En ese sentido, para prevenir, lo más importante es tener muchas observaciones y muy precisas. En el caso de que la órbita se conozca a la perfección y de que la ocurrencia del impacto esté asegurada, entran en juego las estrategias de mitigación, es decir, las maneras humanamente posibles de desviar la trayectoria del objeto.
Hollywood ha sido aparatosamente instructivo al respecto. La idea de un Bruce Willis y su equipo perforando el asteroide para detonarlo por dentro y destruirlo no es la más “viable”, según la mirada de Zain. “Hay que buscar desviarlo, cambiar su órbita de forma tal que para la fecha en la que se haya estimado el impacto, en vez de chocar, pase cerca”, expuso.
Sobre estas estrategias existe mucha teoría y poca práctica. De hecho, hay solamente un método testeado. El 26 de septiembre del año pasado, una nave espacial enviada por la NASA se estrelló contra el asteroide Dimorphos y logró alterar con éxito su órbita. Fue la primera vez en que la humanidad cambió deliberadamente el desplazamiento de un objeto celeste. Bill Nelson, administrador de la agencia espacial estadounidense, festejó el ensayo de defensa planetaria y sostuvo que desde la entidad se preparan para “cualquier cosa que el universo depare”.
Los treinta y dos minutos de diferencia entre el ciclo orbital de Dimorphos antes y después de la embestida de la misión DART (siglas en inglés para “prueba de redireccionamiento del asteroide doble”) parecen indicar, en palabras de Zain, “que esta técnica podría servir para, eventualmente, llegar a desviar un asteroide potencialmente peligroso”.
Tanto la experiencia con Apofis como la explosión de Tunguska son ilustrativas de distintos riesgos: la primera, de la extensión de un pánico masivo injustificado; la segunda, de un impacto efectivo sobre la superficie terrestre que podría ser catastrófico. “Esa es la clave del día del asteroide.

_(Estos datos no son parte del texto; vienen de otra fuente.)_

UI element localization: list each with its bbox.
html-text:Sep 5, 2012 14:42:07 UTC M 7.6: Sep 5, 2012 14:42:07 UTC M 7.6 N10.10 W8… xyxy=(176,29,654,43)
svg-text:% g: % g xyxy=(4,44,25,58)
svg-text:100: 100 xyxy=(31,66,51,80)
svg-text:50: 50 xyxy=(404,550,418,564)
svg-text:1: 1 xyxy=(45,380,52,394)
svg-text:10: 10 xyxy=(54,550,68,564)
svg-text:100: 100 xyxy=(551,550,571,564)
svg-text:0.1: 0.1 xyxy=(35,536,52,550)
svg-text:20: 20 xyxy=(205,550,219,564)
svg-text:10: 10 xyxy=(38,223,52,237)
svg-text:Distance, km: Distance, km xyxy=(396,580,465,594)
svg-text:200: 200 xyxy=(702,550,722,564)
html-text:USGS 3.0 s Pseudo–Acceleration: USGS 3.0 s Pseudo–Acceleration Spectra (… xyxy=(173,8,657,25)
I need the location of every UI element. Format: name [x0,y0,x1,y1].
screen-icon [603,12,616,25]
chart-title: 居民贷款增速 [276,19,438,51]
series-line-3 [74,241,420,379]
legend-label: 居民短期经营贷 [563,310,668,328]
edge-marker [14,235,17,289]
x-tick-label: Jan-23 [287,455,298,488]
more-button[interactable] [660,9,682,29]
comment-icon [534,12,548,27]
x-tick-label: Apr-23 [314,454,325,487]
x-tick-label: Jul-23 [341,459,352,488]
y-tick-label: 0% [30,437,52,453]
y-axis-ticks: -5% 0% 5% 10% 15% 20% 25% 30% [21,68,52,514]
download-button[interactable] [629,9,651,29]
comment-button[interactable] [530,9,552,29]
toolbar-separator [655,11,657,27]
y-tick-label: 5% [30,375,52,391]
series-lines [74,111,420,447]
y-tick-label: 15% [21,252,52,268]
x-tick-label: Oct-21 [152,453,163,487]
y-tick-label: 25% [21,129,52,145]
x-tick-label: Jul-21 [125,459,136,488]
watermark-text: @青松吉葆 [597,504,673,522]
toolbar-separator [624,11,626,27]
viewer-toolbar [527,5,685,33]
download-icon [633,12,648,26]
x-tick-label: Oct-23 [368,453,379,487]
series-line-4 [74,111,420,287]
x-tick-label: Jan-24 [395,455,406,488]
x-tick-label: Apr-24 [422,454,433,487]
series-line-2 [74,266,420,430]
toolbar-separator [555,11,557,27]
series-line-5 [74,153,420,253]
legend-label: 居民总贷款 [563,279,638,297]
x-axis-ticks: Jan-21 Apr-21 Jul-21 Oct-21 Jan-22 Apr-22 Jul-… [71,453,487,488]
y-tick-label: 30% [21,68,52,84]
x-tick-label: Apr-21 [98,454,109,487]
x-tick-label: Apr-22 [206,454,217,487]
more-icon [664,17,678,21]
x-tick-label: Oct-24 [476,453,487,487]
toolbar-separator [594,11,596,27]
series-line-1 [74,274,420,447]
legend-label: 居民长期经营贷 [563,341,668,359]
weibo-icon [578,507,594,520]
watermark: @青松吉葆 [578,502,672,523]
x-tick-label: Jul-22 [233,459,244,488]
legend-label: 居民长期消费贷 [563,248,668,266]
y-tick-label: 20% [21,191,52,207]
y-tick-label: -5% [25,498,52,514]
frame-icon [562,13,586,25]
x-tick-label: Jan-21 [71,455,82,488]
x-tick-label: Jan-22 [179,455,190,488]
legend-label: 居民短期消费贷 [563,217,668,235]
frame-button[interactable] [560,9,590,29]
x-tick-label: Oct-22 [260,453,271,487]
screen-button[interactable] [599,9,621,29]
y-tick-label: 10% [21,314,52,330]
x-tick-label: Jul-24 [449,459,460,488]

No alarmar a la población, sino tomar consciencia de que eventualmente uno puede llegar a chocar con la Tierra”, resaltó el astrónomo.
La ficción y la ciencia, en algún punto, convergen. Después de una escena deslumbrante por sus efectos especiales sobre el supuesto evento que extinguió a los dinosaurios, el narrador de Armageddon (1998) dice: “Pasó antes y pasará de nuevo. La pregunta es cuándo”. Zain, si bien crítico con la espectacularización del asunto, coincide: “En algún momento va a pasar, seguro. Quizás no durante nuestra vida. Pero si dejamos correr el tiempo algo va a impactar. El objetivo es determinar cuándo”.